# Would Love To Know Any Info About My 1940'S Gents Watch



## g_man_1978 (Aug 24, 2010)

Hi Guys,

I've just bought a mystery watch and I wondered if anyone would have any clue to it's maker/movement

maker/year, well pretty much anything!

It's on my wrist and I love it.

The link below should give all the info seller has

Link to watch


----------



## andyclient (Aug 1, 2009)

Do I smell SPAM ???????? :thumbsdown:


----------



## g_man_1978 (Aug 24, 2010)

andyclient said:


> Do I smell SPAM ???????? :thumbsdown:


Lol, nope, I promise!! I was going to insert the pic but I'm on my iPhone sitting watching the one show, but can add them from my pc if you'd rather!

It was a spur of the moment purchase on Sunday.

I'm just a sucker for a good mystery! I guess.

Graham


----------



## g_man_1978 (Aug 24, 2010)

I've read there were over 6000 watch makers in the 40's so I'm not too hopeful.

Would be nice to know if it was military use or not? Are unsigned movments just cheap movements?


----------



## frogspawn (Jun 20, 2008)

Now that I like - what size is it please.

David


----------



## g_man_1978 (Aug 24, 2010)

Thanks!

I can't for the life of me find a ruler, but seller said "35mm inc crown".

Smaller than I thought it would be from the pics, but it's a nice size.


----------



## bjohnson (Oct 2, 2007)

It's a good quality Swiss movement from the 1940s. Specifically a FEF 190










http://www.ranfft.de/cgi-bin/bidfun-db.cgi?10&ranfft&a&2uswk&FEF_190



g_man_1978 said:


> Would be nice to know if it was military use or not?


It was not an "issued" watch. It may have been used by Military personnel, but there is no way to prove or disprove this.



g_man_1978 said:


> Are unsigned movements just cheap movements?


No.

1. unsigned movements were the norm in the early 1900s

2. even signed movements were usually from ebauche manufacturers like this one (FEF) even if they had another brand name on them


----------



## g_man_1978 (Aug 24, 2010)

Bjohnson, I am Loving that information, Thank you, and makes me feel better about what I have.

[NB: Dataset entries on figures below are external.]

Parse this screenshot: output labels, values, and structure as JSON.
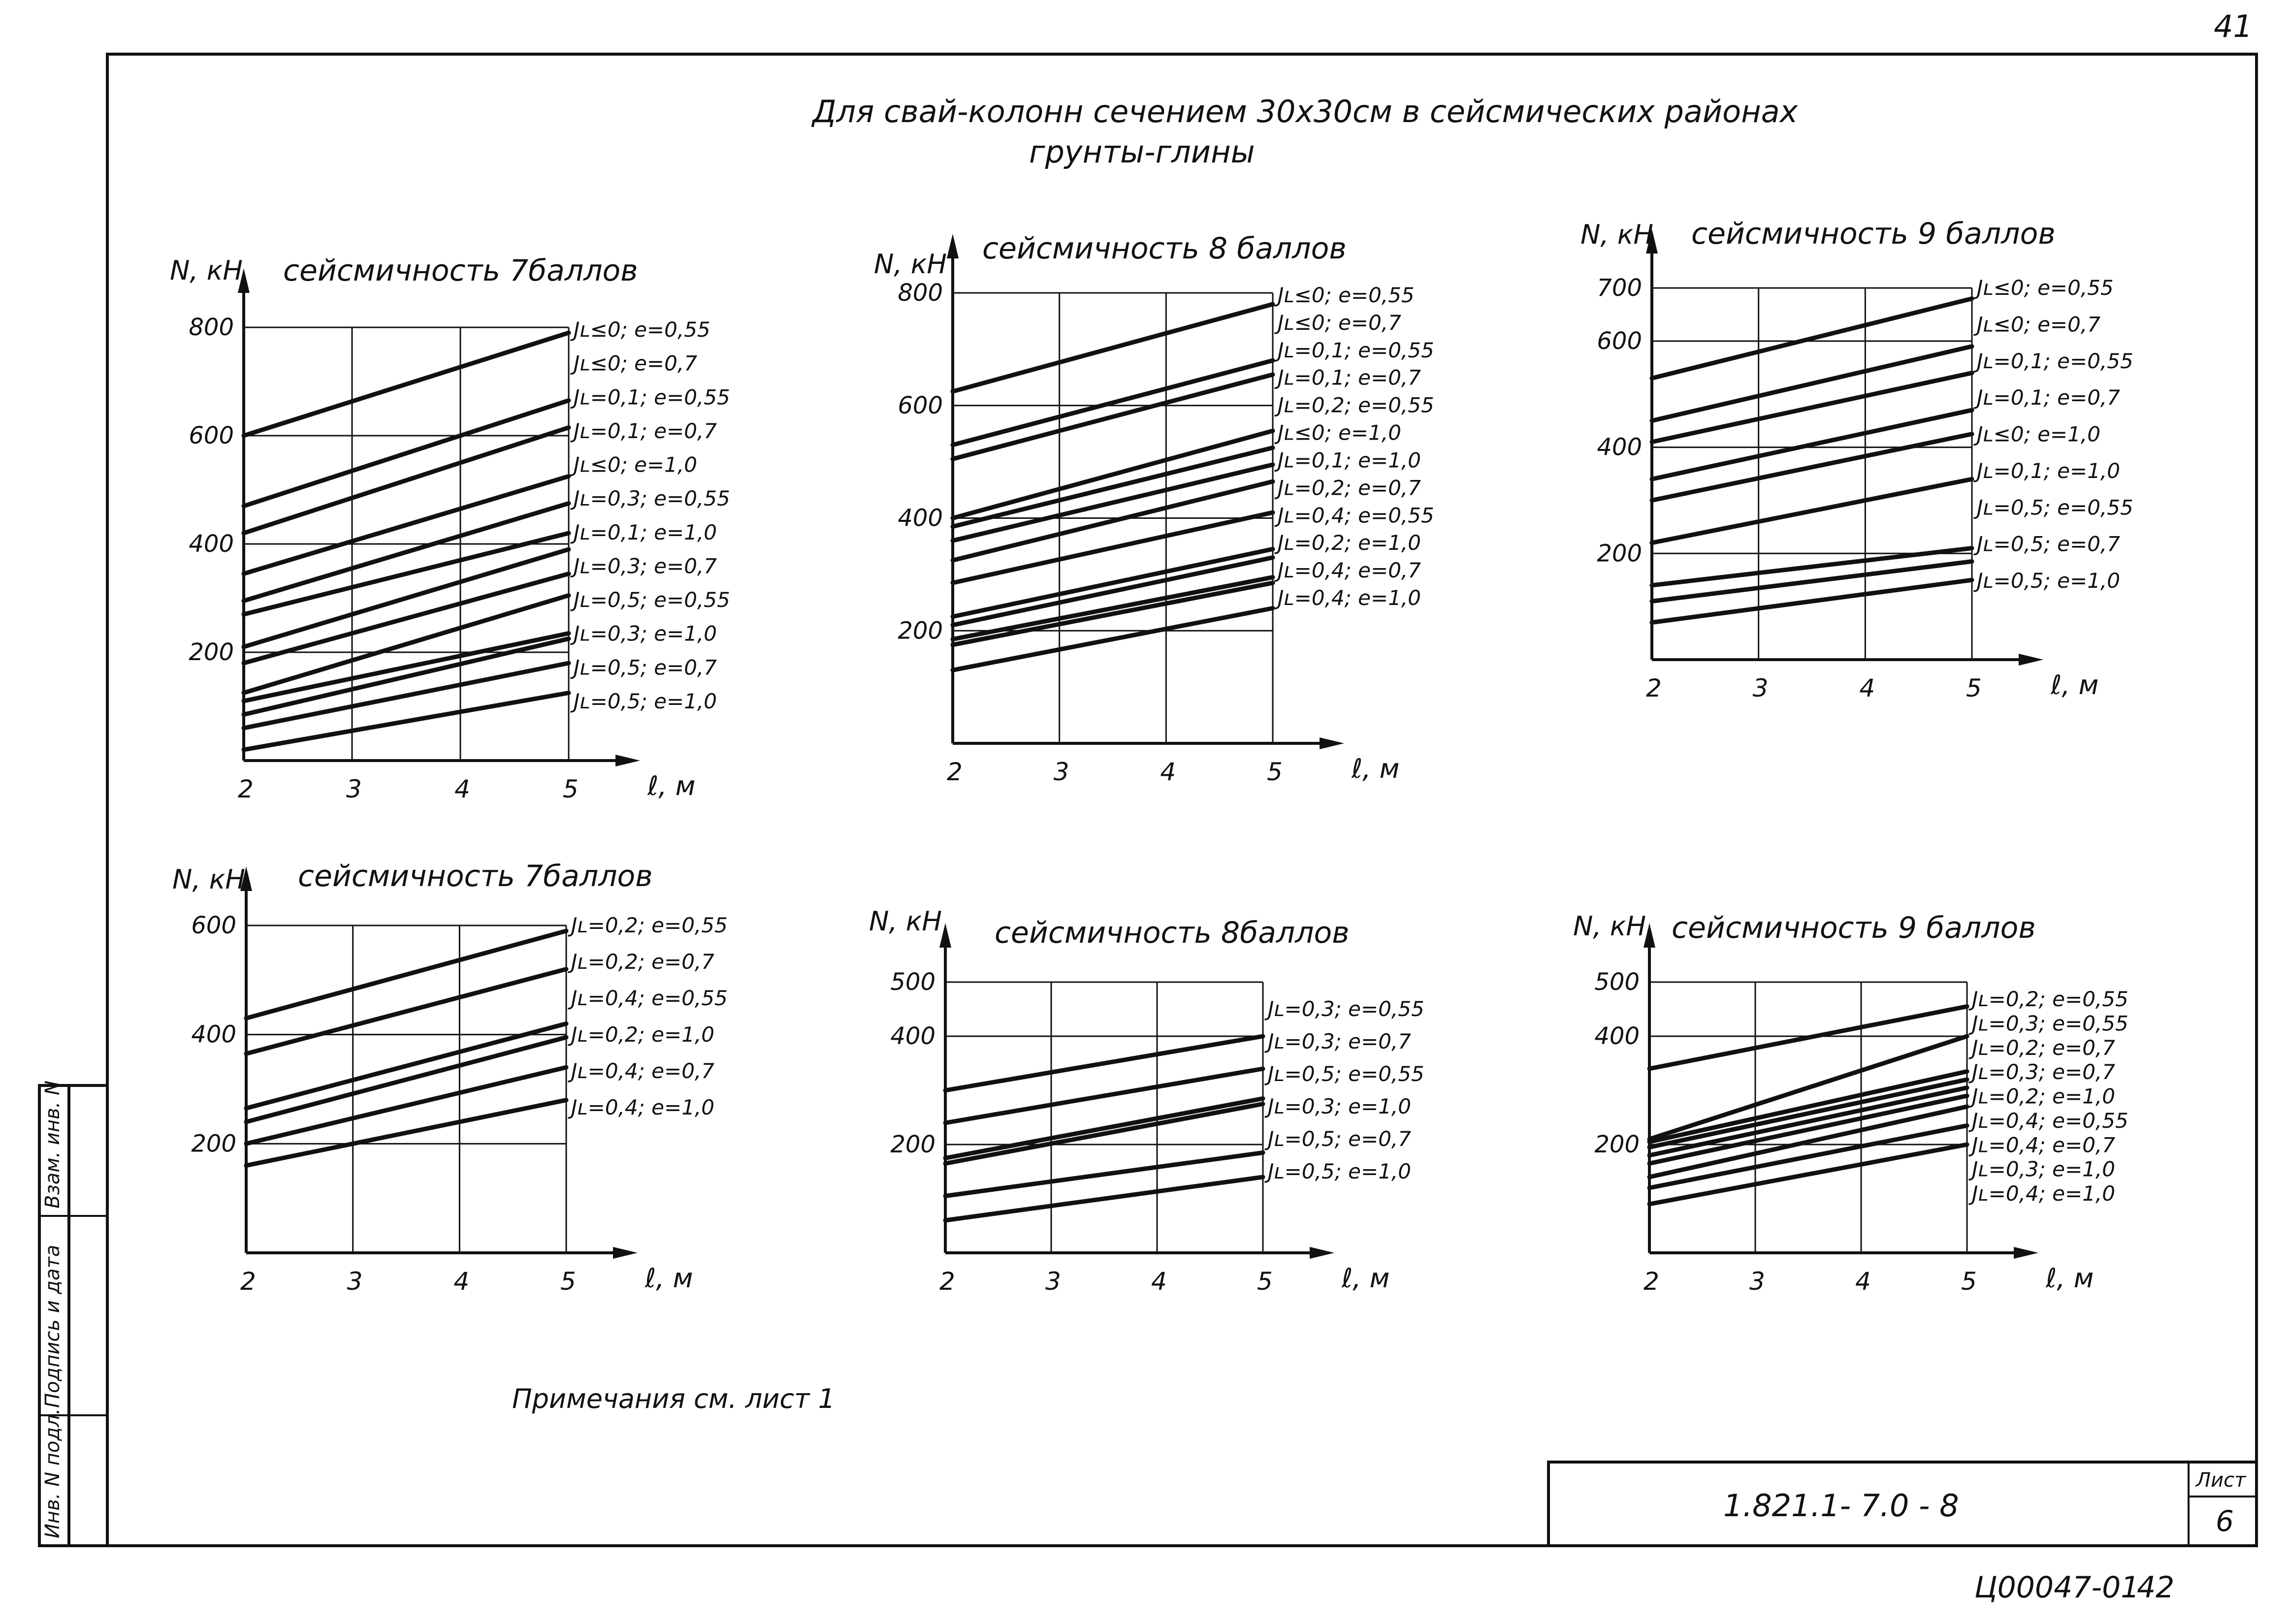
{
  "page": {
    "page_number_top": "41",
    "title_line1": "Для свай-колонн сечением 30х30см в сейсмических районах",
    "title_line2": "грунты-глины",
    "note": "Примечания см. лист 1",
    "stamp_code": "1.821.1- 7.0 - 8",
    "sheet_label": "Лист",
    "sheet_number": "6",
    "bottom_code": "Ц00047-01",
    "bottom_number": "42",
    "side_fields": [
      "Инв. N подл.",
      "Подпись и дата",
      "Взам. инв. N"
    ]
  },
  "chart_data": [
    {
      "type": "line",
      "title": "сейсмичность 7баллов",
      "ylabel": "N, кН",
      "xlabel": "ℓ, м",
      "x": [
        2,
        5
      ],
      "xticks": [
        "2",
        "3",
        "4",
        "5"
      ],
      "ylim": [
        0,
        800
      ],
      "yticks": [
        {
          "v": 200,
          "label": "200"
        },
        {
          "v": 400,
          "label": "400"
        },
        {
          "v": 600,
          "label": "600"
        },
        {
          "v": 800,
          "label": "800"
        }
      ],
      "grid": true,
      "series": [
        {
          "name": "Jʟ≤0; e=0,55",
          "values": [
            600,
            790
          ]
        },
        {
          "name": "Jʟ≤0; e=0,7",
          "values": [
            470,
            665
          ]
        },
        {
          "name": "Jʟ=0,1; e=0,55",
          "values": [
            420,
            615
          ]
        },
        {
          "name": "Jʟ=0,1; e=0,7",
          "values": [
            345,
            525
          ]
        },
        {
          "name": "Jʟ≤0; e=1,0",
          "values": [
            295,
            475
          ]
        },
        {
          "name": "Jʟ=0,3; e=0,55",
          "values": [
            270,
            420
          ]
        },
        {
          "name": "Jʟ=0,1; e=1,0",
          "values": [
            210,
            390
          ]
        },
        {
          "name": "Jʟ=0,3; e=0,7",
          "values": [
            180,
            345
          ]
        },
        {
          "name": "Jʟ=0,5; e=0,55",
          "values": [
            125,
            305
          ]
        },
        {
          "name": "Jʟ=0,3; e=1,0",
          "values": [
            110,
            235
          ]
        },
        {
          "name": "Jʟ=0,5; e=0,7",
          "values": [
            85,
            225
          ]
        },
        {
          "name": "Jʟ=0,5; e=1,0",
          "values": [
            60,
            180
          ]
        },
        {
          "name": "",
          "values": [
            20,
            125
          ]
        }
      ]
    },
    {
      "type": "line",
      "title": "сейсмичность 8 баллов",
      "ylabel": "N, кН",
      "xlabel": "ℓ, м",
      "x": [
        2,
        5
      ],
      "xticks": [
        "2",
        "3",
        "4",
        "5"
      ],
      "ylim": [
        0,
        800
      ],
      "yticks": [
        {
          "v": 200,
          "label": "200"
        },
        {
          "v": 400,
          "label": "400"
        },
        {
          "v": 600,
          "label": "600"
        },
        {
          "v": 800,
          "label": "800"
        }
      ],
      "grid": true,
      "series": [
        {
          "name": "Jʟ≤0; e=0,55",
          "values": [
            625,
            780
          ]
        },
        {
          "name": "Jʟ≤0; e=0,7",
          "values": [
            530,
            680
          ]
        },
        {
          "name": "Jʟ=0,1; e=0,55",
          "values": [
            505,
            655
          ]
        },
        {
          "name": "Jʟ=0,1; e=0,7",
          "values": [
            400,
            555
          ]
        },
        {
          "name": "Jʟ=0,2; e=0,55",
          "values": [
            385,
            525
          ]
        },
        {
          "name": "Jʟ≤0; e=1,0",
          "values": [
            360,
            495
          ]
        },
        {
          "name": "Jʟ=0,1; e=1,0",
          "values": [
            325,
            465
          ]
        },
        {
          "name": "Jʟ=0,2; e=0,7",
          "values": [
            285,
            410
          ]
        },
        {
          "name": "Jʟ=0,4; e=0,55",
          "values": [
            225,
            345
          ]
        },
        {
          "name": "Jʟ=0,2; e=1,0",
          "values": [
            210,
            330
          ]
        },
        {
          "name": "Jʟ=0,4; e=0,7",
          "values": [
            185,
            295
          ]
        },
        {
          "name": "Jʟ=0,4; e=1,0",
          "values": [
            175,
            285
          ]
        },
        {
          "name": "",
          "values": [
            130,
            240
          ]
        }
      ]
    },
    {
      "type": "line",
      "title": "сейсмичность 9 баллов",
      "ylabel": "N, кН",
      "xlabel": "ℓ, м",
      "x": [
        2,
        5
      ],
      "xticks": [
        "2",
        "3",
        "4",
        "5"
      ],
      "ylim": [
        0,
        700
      ],
      "yticks": [
        {
          "v": 200,
          "label": "200"
        },
        {
          "v": 400,
          "label": "400"
        },
        {
          "v": 600,
          "label": "600"
        },
        {
          "v": 700,
          "label": "700"
        }
      ],
      "grid": true,
      "series": [
        {
          "name": "Jʟ≤0; e=0,55",
          "values": [
            530,
            680
          ]
        },
        {
          "name": "Jʟ≤0; e=0,7",
          "values": [
            450,
            590
          ]
        },
        {
          "name": "Jʟ=0,1; e=0,55",
          "values": [
            410,
            540
          ]
        },
        {
          "name": "Jʟ=0,1; e=0,7",
          "values": [
            340,
            470
          ]
        },
        {
          "name": "Jʟ≤0; e=1,0",
          "values": [
            300,
            425
          ]
        },
        {
          "name": "Jʟ=0,1; e=1,0",
          "values": [
            220,
            340
          ]
        },
        {
          "name": "Jʟ=0,5; e=0,55",
          "values": [
            140,
            210
          ]
        },
        {
          "name": "Jʟ=0,5; e=0,7",
          "values": [
            110,
            185
          ]
        },
        {
          "name": "Jʟ=0,5; e=1,0",
          "values": [
            70,
            150
          ]
        }
      ]
    },
    {
      "type": "line",
      "title": "сейсмичность 7баллов",
      "ylabel": "N, кН",
      "xlabel": "ℓ, м",
      "x": [
        2,
        5
      ],
      "xticks": [
        "2",
        "3",
        "4",
        "5"
      ],
      "ylim": [
        0,
        600
      ],
      "yticks": [
        {
          "v": 200,
          "label": "200"
        },
        {
          "v": 400,
          "label": "400"
        },
        {
          "v": 600,
          "label": "600"
        }
      ],
      "grid": true,
      "series": [
        {
          "name": "Jʟ=0,2; e=0,55",
          "values": [
            430,
            590
          ]
        },
        {
          "name": "Jʟ=0,2; e=0,7",
          "values": [
            365,
            520
          ]
        },
        {
          "name": "Jʟ=0,4; e=0,55",
          "values": [
            265,
            420
          ]
        },
        {
          "name": "Jʟ=0,2; e=1,0",
          "values": [
            240,
            395
          ]
        },
        {
          "name": "Jʟ=0,4; e=0,7",
          "values": [
            200,
            340
          ]
        },
        {
          "name": "Jʟ=0,4; e=1,0",
          "values": [
            160,
            280
          ]
        }
      ]
    },
    {
      "type": "line",
      "title": "сейсмичность 8баллов",
      "ylabel": "N, кН",
      "xlabel": "ℓ, м",
      "x": [
        2,
        5
      ],
      "xticks": [
        "2",
        "3",
        "4",
        "5"
      ],
      "ylim": [
        0,
        500
      ],
      "yticks": [
        {
          "v": 200,
          "label": "200"
        },
        {
          "v": 400,
          "label": "400"
        },
        {
          "v": 500,
          "label": "500"
        }
      ],
      "grid": true,
      "series": [
        {
          "name": "Jʟ=0,3; e=0,55",
          "values": [
            300,
            400
          ]
        },
        {
          "name": "Jʟ=0,3; e=0,7",
          "values": [
            240,
            340
          ]
        },
        {
          "name": "Jʟ=0,5; e=0,55",
          "values": [
            175,
            285
          ]
        },
        {
          "name": "Jʟ=0,3; e=1,0",
          "values": [
            165,
            275
          ]
        },
        {
          "name": "Jʟ=0,5; e=0,7",
          "values": [
            105,
            185
          ]
        },
        {
          "name": "Jʟ=0,5; e=1,0",
          "values": [
            60,
            140
          ]
        }
      ]
    },
    {
      "type": "line",
      "title": "сейсмичность 9 баллов",
      "ylabel": "N, кН",
      "xlabel": "ℓ, м",
      "x": [
        2,
        5
      ],
      "xticks": [
        "2",
        "3",
        "4",
        "5"
      ],
      "ylim": [
        0,
        500
      ],
      "yticks": [
        {
          "v": 200,
          "label": "200"
        },
        {
          "v": 400,
          "label": "400"
        },
        {
          "v": 500,
          "label": "500"
        }
      ],
      "grid": true,
      "series": [
        {
          "name": "Jʟ=0,2; e=0,55",
          "values": [
            340,
            455
          ]
        },
        {
          "name": "Jʟ=0,3; e=0,55",
          "values": [
            210,
            400
          ]
        },
        {
          "name": "Jʟ=0,2; e=0,7",
          "values": [
            205,
            335
          ]
        },
        {
          "name": "Jʟ=0,3; e=0,7",
          "values": [
            195,
            320
          ]
        },
        {
          "name": "Jʟ=0,2; e=1,0",
          "values": [
            180,
            305
          ]
        },
        {
          "name": "Jʟ=0,4; e=0,55",
          "values": [
            165,
            290
          ]
        },
        {
          "name": "Jʟ=0,4; e=0,7",
          "values": [
            140,
            270
          ]
        },
        {
          "name": "Jʟ=0,3; e=1,0",
          "values": [
            120,
            235
          ]
        },
        {
          "name": "Jʟ=0,4; e=1,0",
          "values": [
            90,
            200
          ]
        }
      ]
    }
  ]
}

I'm Really glad I didn't have to go though all those movements to find that (I was considering doing that previously too!)

amazing to see how long they were making that model for, with tweaks for quite a few years it seems.

of course it makes me ask more questions. (.. typical eh.)

1. Ref the movement maker, Fef, what do Fef stand for and do they still exist/ bought out?

2. What watch makers use this movement, any well known watches I wonder?, as far as I've read, if it's European I have pratically zero chance of working out any (Other information than you're given me),

3. what would be a good guess to where this has come from?

4. Is it likely that this is not the original watch face that I'm staring into?.. would it of been a German name and been rubbed off on purpose perhaps. "Swiss made" is english, but I'm assuming that's not a clue?


----------



## bjohnson (Oct 2, 2007)

g_man_1978 said:


> Bjohnson, I am Loving that information, Thank you, and makes me feel better about what I have.
> 
> I'm Really glad I didn't have to go though all those movements to find that (I was considering doing that previously too!)
> 
> ...


FEF is the short form for Fleurier. I don't know their history but they're now probably part of Swatch, like Eterna, ETA, AS, etc



g_man_1978 said:


> 2. What watch makers use this movement, any well known watches I wonder?, as far as I've read, if it's European I have pratically zero chance of working out any (Other information than you're given me),


I'm not aware of any database that lists which watch brands used a specific movement. FEF was an ebauche manufacturer. They sold movements to anybody who wanted them.

Ranfft lists Normana and Ruby. I've got a FEF 190 in a BWC (Buttes Watch Co).

In general, FEF movements were used in everything from Girard Perregaux and Tudor watches to unmarked watches like yours.



g_man_1978 said:


> 3. what would be a good guess to where this has come from?


Switzerland. Any other guesses would likely be as accurate.



g_man_1978 said:


> 4. Is it likely that this is not the original watch face that I'm staring into?.. would it of been a German name and been rubbed off on purpose perhaps. "Swiss made" is english, but I'm assuming that's not a clue?


Looks like a vintage style watch dial in good condition with a little patina. I'm guessing that the deformation at 8:00 is due to the photo angle and the deflection is caused by the shape of the crystal rather than dial problems.

I would guess that it was original.

Not every watch has a brand name splashed across the dial. It was quite common for a jewellry store to get a watch made for you. You can still get custom watches made.


----------



## g_man_1978 (Aug 24, 2010)

Fantastic work, you've literally answered all my questions! :notworthy:

I'm going to look after it and try hard not to over-wind it. This baby is staying on my wrist.

Old enough to be cool.. yet and not expensive enough for me to worry about damaging it, that's the theory for this watch.

Thanks again.

Graham


----------